For this, I implemented the class SortingCustomComparator who inherits from WiritableComparator. Follow the code below:

public class SortingCustomComparator extends WritableComparator{

protected SortingCustomComparator(){
    super(Text.class, true);
}
@Override
public int compare(byte[] b1, int s1, int l1, byte[] b2, int s2, int l2){
    // Converte a string em um inteiro
    String key1 = null;
    String key2 = null;
    try {
        key1 = Text.decode(b1, s1, l1);
        key2 = Text.decode(b2, s2, l2);
    } catch (CharacterCodingException e) {
        // TODO Auto-generated catch block
        e.printStackTrace();
    }


    int keyInt = Integer.valueOf(key1.trim());
    int key2Int = Integer.valueOf(key2.trim());
    return (keyInt >key2Int) ? 1 : -1;

}  }

The problem is that the above code does not have the expected behavior. The created video contains some frames that are placed in random position. I would like the keys to be grouped by blocks. The keys of the first video must be sorted in ascending order and must belong to the set of the first video as well as that of the second one belonging to that of the second one and so on. Ex.: {11, 12, 13, 14, ..., 111, 112}, {2, 21, 22, ...}. At the end these key blocks should be ordered {11, 12, 13, 14, ..., 2, 21, 22}. So the frames will be grouped in the correct order the video will not get bugged. Would anyone know how to implement this correctly?

Already I thank you.

  • I found this way of ordering very bad. You have no way to choose a better one?

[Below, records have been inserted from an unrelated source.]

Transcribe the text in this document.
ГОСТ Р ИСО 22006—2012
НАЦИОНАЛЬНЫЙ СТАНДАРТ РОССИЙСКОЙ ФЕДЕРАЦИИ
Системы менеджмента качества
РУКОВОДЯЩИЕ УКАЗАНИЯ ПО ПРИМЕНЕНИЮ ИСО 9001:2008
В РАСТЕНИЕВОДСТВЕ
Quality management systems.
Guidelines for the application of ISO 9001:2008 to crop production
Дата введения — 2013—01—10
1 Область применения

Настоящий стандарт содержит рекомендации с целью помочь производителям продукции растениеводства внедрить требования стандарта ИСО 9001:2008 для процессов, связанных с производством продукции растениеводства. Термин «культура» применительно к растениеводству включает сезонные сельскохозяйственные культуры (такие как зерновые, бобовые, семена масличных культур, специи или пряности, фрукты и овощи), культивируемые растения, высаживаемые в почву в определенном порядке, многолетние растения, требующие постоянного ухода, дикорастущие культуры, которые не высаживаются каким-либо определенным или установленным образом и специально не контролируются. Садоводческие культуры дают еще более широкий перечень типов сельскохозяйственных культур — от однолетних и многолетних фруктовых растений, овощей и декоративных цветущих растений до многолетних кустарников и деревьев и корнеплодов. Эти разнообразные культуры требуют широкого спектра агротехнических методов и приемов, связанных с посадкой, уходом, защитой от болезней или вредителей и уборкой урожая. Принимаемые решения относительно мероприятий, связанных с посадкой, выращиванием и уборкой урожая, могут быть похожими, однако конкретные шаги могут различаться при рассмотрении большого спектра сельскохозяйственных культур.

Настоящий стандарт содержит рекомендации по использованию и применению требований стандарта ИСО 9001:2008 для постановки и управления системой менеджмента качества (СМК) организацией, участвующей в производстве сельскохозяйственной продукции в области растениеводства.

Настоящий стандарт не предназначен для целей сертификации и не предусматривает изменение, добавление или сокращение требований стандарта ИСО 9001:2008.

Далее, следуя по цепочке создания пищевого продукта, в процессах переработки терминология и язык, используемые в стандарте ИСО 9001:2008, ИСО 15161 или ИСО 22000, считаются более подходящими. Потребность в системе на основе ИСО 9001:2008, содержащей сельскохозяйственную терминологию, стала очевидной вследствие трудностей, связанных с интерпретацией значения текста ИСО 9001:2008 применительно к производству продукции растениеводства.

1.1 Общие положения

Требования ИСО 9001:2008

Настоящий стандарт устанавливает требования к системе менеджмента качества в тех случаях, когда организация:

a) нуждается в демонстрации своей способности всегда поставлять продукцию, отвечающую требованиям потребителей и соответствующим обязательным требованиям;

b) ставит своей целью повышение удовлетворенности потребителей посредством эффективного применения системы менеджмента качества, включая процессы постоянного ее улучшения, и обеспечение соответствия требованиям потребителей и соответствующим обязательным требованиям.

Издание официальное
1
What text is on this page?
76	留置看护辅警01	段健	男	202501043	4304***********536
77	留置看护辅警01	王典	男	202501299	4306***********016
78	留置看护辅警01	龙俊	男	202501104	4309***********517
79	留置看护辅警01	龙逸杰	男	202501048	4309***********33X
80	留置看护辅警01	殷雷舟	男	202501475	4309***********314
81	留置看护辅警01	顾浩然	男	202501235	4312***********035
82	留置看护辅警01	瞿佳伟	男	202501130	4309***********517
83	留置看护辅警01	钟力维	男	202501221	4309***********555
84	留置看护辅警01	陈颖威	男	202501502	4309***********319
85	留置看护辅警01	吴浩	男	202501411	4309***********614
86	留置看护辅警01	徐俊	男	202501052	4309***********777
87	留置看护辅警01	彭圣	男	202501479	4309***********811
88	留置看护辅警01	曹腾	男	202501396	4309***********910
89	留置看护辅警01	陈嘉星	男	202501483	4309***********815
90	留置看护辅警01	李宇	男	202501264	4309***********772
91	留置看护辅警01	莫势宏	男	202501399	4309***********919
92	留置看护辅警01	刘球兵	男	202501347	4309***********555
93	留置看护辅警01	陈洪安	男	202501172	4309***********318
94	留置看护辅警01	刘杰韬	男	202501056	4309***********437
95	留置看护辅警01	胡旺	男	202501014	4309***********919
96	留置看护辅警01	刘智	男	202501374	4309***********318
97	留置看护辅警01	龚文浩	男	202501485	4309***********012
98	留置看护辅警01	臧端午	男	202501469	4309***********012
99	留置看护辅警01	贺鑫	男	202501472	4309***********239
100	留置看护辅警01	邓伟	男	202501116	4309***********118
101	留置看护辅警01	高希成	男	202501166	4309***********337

  • The problem is that the keys correspond to the frames in their correct order. Each frame of the video one starts with 1, the video two with 2 and so on. All frames of video 1 must come before frames of video 2 otherwise the video recomposition gets bad with multiple frames in random positions.

2 answers

1

Try to change that:

int keyInt = Integer.valueOf(key1.trim());
int key2Int = Integer.valueOf(key2.trim());
return (keyInt >key2Int) ? 1 : -1;

That’s why:

return key1.compareTo(key2);
  • The present solution does not solve my problem. What I desire is for subset. Like if I have keys 1,2,4,11, 17, 22 they should be ordered as follows 1,11,17, 2,22, 4.

0


I solved the problem as follows:

1 - Each video starts with a number that corresponds to its source video; 2 - The source number is concatenated with the frame number that is generated in the application; 3 - I created a custom class that performs the comparison according to the code below:

public int compare(byte[] b1, int s1, int l1, byte[] b2, int s2, int l2){
    /*
     * Converte a string em um inteiro
     */ 
    String key1 = null;
    String key2 = null;
    try {
        key1 = Text.decode(b1, s1, l1);
        key2 = Text.decode(b2, s2, l2);
    } catch (CharacterCodingException e) {
        // TODO Auto-generated catch block
        e.printStackTrace();
    }


    int keyInt = Integer.valueOf(key1.trim());
    int key2Int = Integer.valueOf(key2.trim());

    String strKey1 = Integer.toString(keyInt);
    String strKey2 = Integer.toString(key2Int);

    int keyFirstP1 = Integer.parseInt(strKey1.substring(0, 1));
    int key2FirstP1 = Integer.parseInt(strKey2.substring(0, 1));

    strKey1 = modifieString(strKey1);
    strKey2 = modifieString(strKey2);


    //return cmp.compare(strKey1, strKey2);

    if(keyFirstP1 == key2FirstP1){
            return (keyInt > key2Int) ? 1 : -1; 
    }

    if(keyFirstP1 != key2FirstP1){
         return (keyFirstP1 > key2FirstP1) ? 1 : -1;
    }
    return 0;

First we compare the first element of each key. If they are equal the key is fully compared, otherwise we only return the comparison between the first element of each key, thus ensuring the correct order of the frames.